A 'regular' display impression is simply an ad that doesn’t meet any of these criteria."
Gurbaksh Chahal, CEO, RadiumOne
"Facebook surpassed Yahoo in display ad spending because of three factors. First, they have a massive and highly engaged audience. Second, the time users spend on Facebook generates 1/3 of all page views of all web traffic. Lastly, the new social ad-unit that enabled "liking" pages and things and that action subsequently was broadcast into your social graph. The last point was the tipping point because it created differentiation and disruption in the display world. Display adverting was no longer created equal. Yahoo, like the vast majority of Internet publishers sells traditional display advertising (e.g. search and banner ads). Facebook got and continues to get a lot of ad-dollars because of their socially enabled display ad units, however, the long-term sustainability [display ad revenue] will depend on whether the ad-units generate ROI.
The marriage of both audience buying and the power of a social graph is the way of the future. By incorporating social elements into an existing display strategy, drives engagement and almost guarantees a positive result. That's where I agree with Google that display advertising does have the opportunity to become a $200 billion industry. Impressions without any social call-to-action aka "regular" impressions have to work a lot harder then socially enabled impressions. The days for display ads without any social element are numbered."
Rob Leathern, CEO, XA.net
"With Twitter and LinkedIn's ad products still experimental and early, respectively, social display remains a one-horse race today and that horse is Facebook. Facebook's display impressions are at their worst, easy to compare to one another due to a more-homogenous set of places they show up than the myriad of possible placements in traditional display (where there is a lack of clear guidelines and standards on placement, how many ads per page etc.). At their best, though, Facebook impressions have the most reliable demographic and geographic targeting available anywhere today, and the beginnings of a powerful interest/affinity-based targeting schema that is starting to show dividends for many smart marketers. Their sponsored stories also herald a new form of 'critical-mass' marketing where audience subgroup popularity (target ads so that I see several friends are interested in a new product, thus compelling my interest) may trump simultaneous mass reach (ads without social context)."
Dave Williams, CEO, BLiNQ Media
"A social display impression is targeted based on first-party data, can be targeted based on the social graph (i.e., can target friends) and can be initiated by a consumer through a "Sponsored Stories" ad unit, aka a "consumer-initiative ad." Moreover, the purpose of a social display ad is to drive engagement, whereas most regular non-social impressions aim to drive clicks and ROI. (Non-social impressions that use a rich media ad unit are different, of course — many seek to build engagement.) Social ad impressions may include a friend’s social endorsement of the brand, which boosts relevance and performance.

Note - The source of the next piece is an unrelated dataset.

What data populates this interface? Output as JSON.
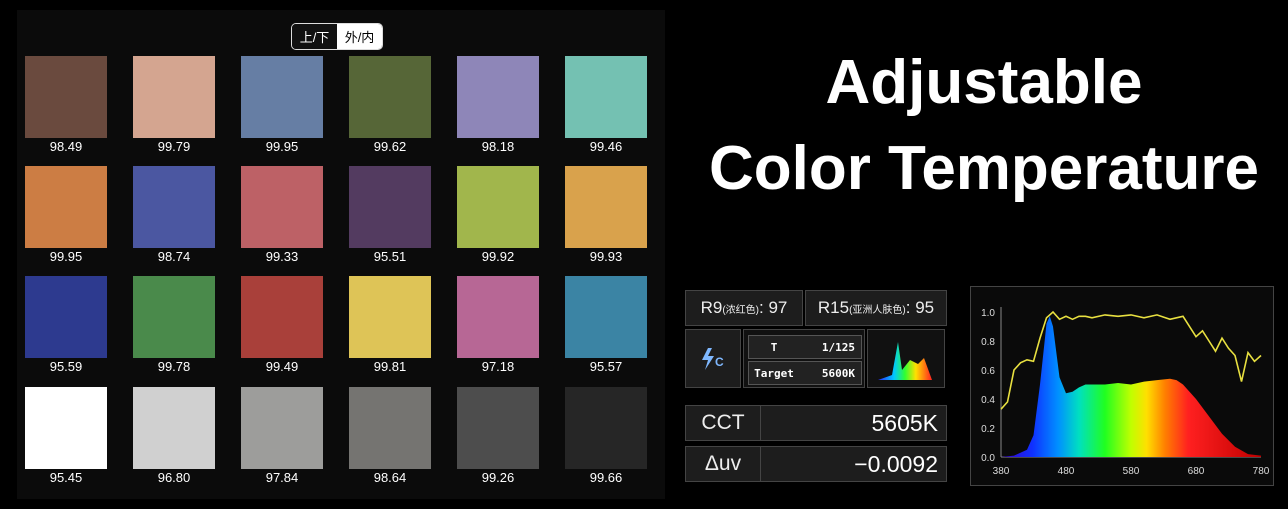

The targeting of a social display impression can thus be more precise, whereas regular display impressions either are based on behavioral data, are targeted contextually, or rely on general site demographics. Those cases raise the potential both for overlap and for ads appearing on undesirable third-tier sites. Finally, given the large percentage of people that log in to social networks each day for extended periods of time, social impressions have a greater ability to reach a desired audience at a desired frequency. In that way, social display impressions resemble TV metrics more closely than regular display impressions."